Caro Giancarlo, mi diverte molto, mi intriga e in fondo mi è utile farmi un’“analisi” avendo oltrepassato gli ottant’anni. Giò è certamente più bravo di me, è un professionista attento che lavora nel (suo) presente dedicando molta energia e tempo nel visitare studi e mostre degli artisti di oggi. Questo è il suo spazio. Inoltre conosce anche il passato prossimo e anche remoto perché è “di casa”.

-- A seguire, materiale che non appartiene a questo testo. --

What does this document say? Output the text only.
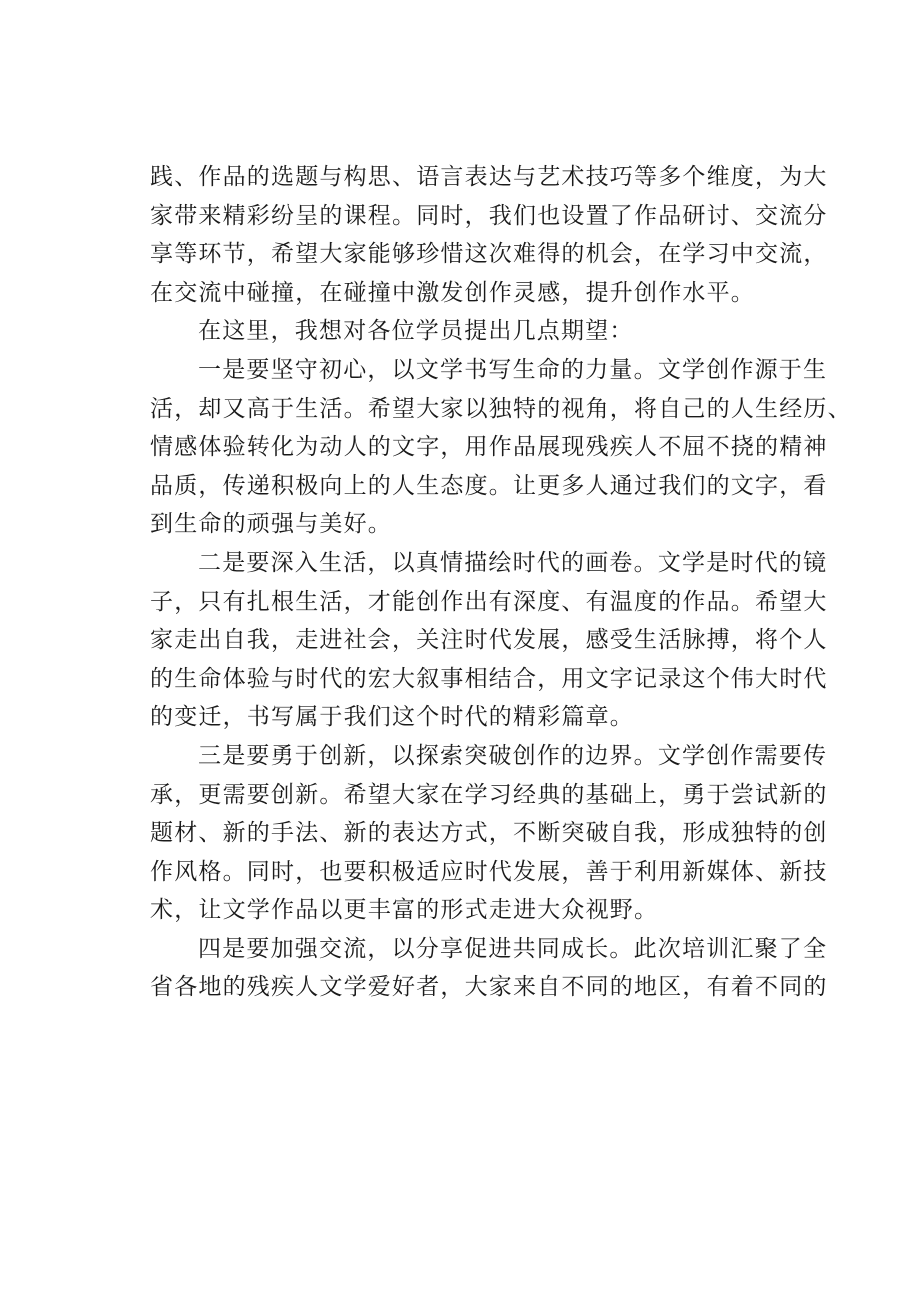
践、作品的选题与构思、语言表达与艺术技巧等多个维度，为大
家带来精彩纷呈的课程。同时，我们也设置了作品研讨、交流分
享等环节，希望大家能够珍惜这次难得的机会，在学习中交流，
在交流中碰撞，在碰撞中激发创作灵感，提升创作水平。
在这里，我想对各位学员提出几点期望：
一是要坚守初心，以文学书写生命的力量。文学创作源于生
活，却又高于生活。希望大家以独特的视角，将自己的人生经历、
情感体验转化为动人的文字，用作品展现残疾人不屈不挠的精神
品质，传递积极向上的人生态度。让更多人通过我们的文字，看
到生命的顽强与美好。
二是要深入生活，以真情描绘时代的画卷。文学是时代的镜
子，只有扎根生活，才能创作出有深度、有温度的作品。希望大
家走出自我，走进社会，关注时代发展，感受生活脉搏，将个人
的生命体验与时代的宏大叙事相结合，用文字记录这个伟大时代
的变迁，书写属于我们这个时代的精彩篇章。
三是要勇于创新，以探索突破创作的边界。文学创作需要传
承，更需要创新。希望大家在学习经典的基础上，勇于尝试新的
题材、新的手法、新的表达方式，不断突破自我，形成独特的创
作风格。同时，也要积极适应时代发展，善于利用新媒体、新技
术，让文学作品以更丰富的形式走进大众视野。
四是要加强交流，以分享促进共同成长。此次培训汇聚了全
省各地的残疾人文学爱好者，大家来自不同的地区，有着不同的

Devo dirti che sono stato molto felice quando mio figlio, dopo aver fatto un paio di anni di esperienza in una galleria di amici a San Francisco e poi da Maeght a Parigi, ritornato a Milano aprì un suo piccolo spazio, lo Studio Marconi 17, rivolto al contemporaneo. Aveva deciso che quello era il suo interesse e lavoro. Non c’è contraddizione tra la sua vita e la mia.
Come giudichi e vivi le scelte di Giò? Ti senti estraneo a quel tipo di arte che lui presenta oppure in un certo senso ti stimolano?
Le vivo molto bene anche perché essendo io datato “1900-1990” ho modo attraverso mio figlio di conoscere altri artisti più contemporanei che non avrei il tempo di seguire e analizzare. In questi ultimi vent’anni sono cambiati il modo e i tempi di fare arte. Tutto è più veloce e poi si sono allargati i campi di ricerca e di analisi. In definitiva mi sento partecipe di quello che fa e che mi interessa.
Come ti sembra cambiato il mestiere di gallerista, visto che vivi il confronto e una sorta di concorrenza in casa? Che differenza c’è tra te e lui alla sua età?
L’approccio all’arte del passato prossimo (la mia) e quella attuale di Giò è uguale: vedere le opere, parlare sui “perché” con l’artista e valutare la possibilità di diffusione con le gallerie del settore. Sono due mondi vicini ma differenti.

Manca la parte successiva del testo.